The Commission’s show-cause order threatened two Enron power marketers with the loss of their market-based rate authority, and eight other companies with ties to Enron with the loss of their blanket gas marketing certificates [EL03-77, RP03-311]. All responded with the exception of Enron-affiliated Citrus Trading Corp. and Bridgeline Gas Marketing LLC, which are expected to file separately.

The show-cause directive against the Enron power companies involved high-profile gaming strategies that Enron pioneered to influence electricity prices and trades in California. On the gas side, the eight Enron-connected companies reportedly profited to the tune of $3.2 million after running up gas prices at the Henry Hub in Louisiana, and then driving them down again through the use of Enron’s electronic platform, EnronOnline.

Citing the vagueness of the show-cause order, the Enron companies said the Commission “alleges that ‘certain’ of the Enron gas marketers made sales at unjust and unreasonable prices during [the] summer 2000 and winter 2000-2001. Which of the gas marketers are actually accused of charging unjust and reasonable prices is not disclosed by the Commission. Even the identity and names of the traders are withheld.

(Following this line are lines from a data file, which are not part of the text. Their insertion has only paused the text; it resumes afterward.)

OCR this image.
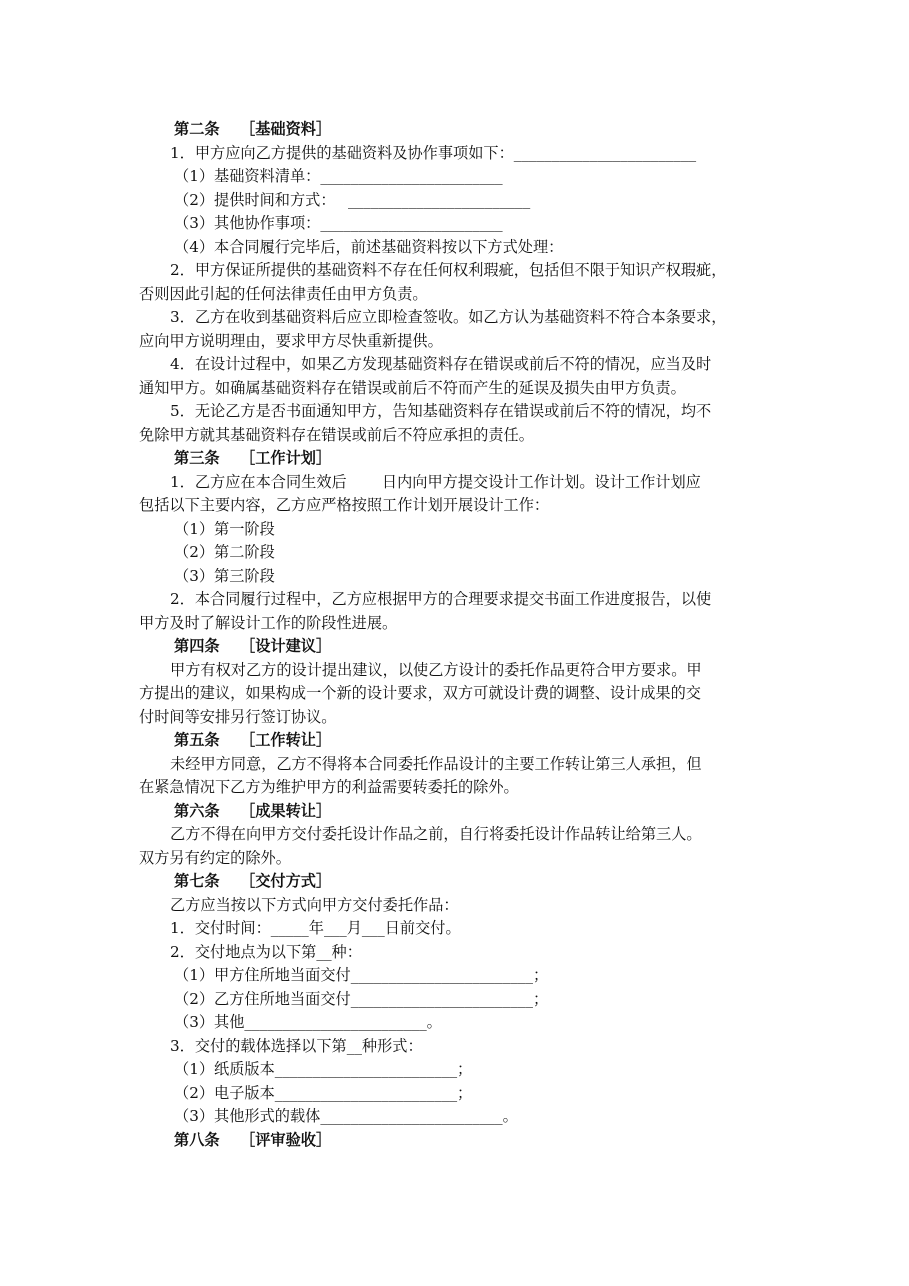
第二条　 ［基础资料］
1．甲方应向乙方提供的基础资料及协作事项如下：________________________
（1）基础资料清单：________________________
（2）提供时间和方式：　 ________________________
（3）其他协作事项：________________________
（4）本合同履行完毕后，前述基础资料按以下方式处理：
2．甲方保证所提供的基础资料不存在任何权利瑕疵，包括但不限于知识产权瑕疵，
否则因此引起的任何法律责任由甲方负责。
3．乙方在收到基础资料后应立即检查签收。如乙方认为基础资料不符合本条要求，
应向甲方说明理由，要求甲方尽快重新提供。
4．在设计过程中，如果乙方发现基础资料存在错误或前后不符的情况，应当及时
通知甲方。如确属基础资料存在错误或前后不符而产生的延误及损失由甲方负责。
5．无论乙方是否书面通知甲方，告知基础资料存在错误或前后不符的情况，均不
免除甲方就其基础资料存在错误或前后不符应承担的责任。
第三条　 ［工作计划］
1．乙方应在本合同生效后　　 日内向甲方提交设计工作计划。设计工作计划应
包括以下主要内容，乙方应严格按照工作计划开展设计工作：
（1）第一阶段
（2）第二阶段
（3）第三阶段
2．本合同履行过程中，乙方应根据甲方的合理要求提交书面工作进度报告，以使
甲方及时了解设计工作的阶段性进展。
第四条　 ［设计建议］
甲方有权对乙方的设计提出建议，以使乙方设计的委托作品更符合甲方要求。甲
方提出的建议，如果构成一个新的设计要求，双方可就设计费的调整、设计成果的交
付时间等安排另行签订协议。
第五条　 ［工作转让］
未经甲方同意，乙方不得将本合同委托作品设计的主要工作转让第三人承担，但
在紧急情况下乙方为维护甲方的利益需要转委托的除外。
第六条　 ［成果转让］
乙方不得在向甲方交付委托设计作品之前，自行将委托设计作品转让给第三人。
双方另有约定的除外。
第七条　 ［交付方式］
乙方应当按以下方式向甲方交付委托作品：
1．交付时间：_____年___月___日前交付。
2．交付地点为以下第__种：
（1）甲方住所地当面交付________________________；
（2）乙方住所地当面交付________________________；
（3）其他________________________。
3．交付的载体选择以下第__种形式：
（1）纸质版本________________________；
（2）电子版本________________________；
（3）其他形式的载体________________________。
第八条　 ［评审验收］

Nor has the Commission bothered to specify the transactions in which the prices are allegedly unjust and unreasonable or what those prices are.”

The Enron companies further challenged the legal and regulatory basis for FERC’s move to strip gas marketers of their blanket gas marketing certificates, which allow them to resell gas at negotiated rates in interstate markets. “The only condition attached to the blanket certificates at the time of their issuance was that affiliated transportation-only pipelines must have been restructured pursuant to Order 636,” which the Enron pipelines did. There were no conditions related to price manipulation, they noted.

Furthermore, the law requires that before FERC can revoke a license, such as a Natural Gas Act certificate, it must give the certificate-holder a “second chance” to comply with the requirements of the certificate, according to the Enron marketers.

“In short, any attempt [by FERC] to revoke the blanket certificates of the Enron gas marketers would violate the terms of the Natural Gas Act, Supreme Court precedent, the Commission’s precedent, the Constitution’s due process clause and the Administrative Procedure Act.”

Likewise, the Commission has failed to make a case against Enron marketers on the electricity side. “The Commission has stated that it may revoke market-based authority if a seller acquires an undue market share, measured by generation and/or transmission capacity, or undue control of inputs [natural gas] to electric production or other barriers to entry,” but the agency “has not demonstrated that these circumstances are present here,” the Enron marketers claim.

The “gaming” charges against Enron power markets do not hold water either, they argue. FERC itself “recognized nearly six years ago that the term ‘gaming'” as defined in the California Independent System Operator’s Marketing Monitoring and Information plan “was vague and did not provide adequate notice of the conduct prohibited.”

Given the “inadequacies” in the show-cause order, the Enron marketers called on the Commission to, at a minimum, allow them to conduct discovery and confront witnesses. “The current process underway as established by the Commission’s show-cause order is fatally defective.”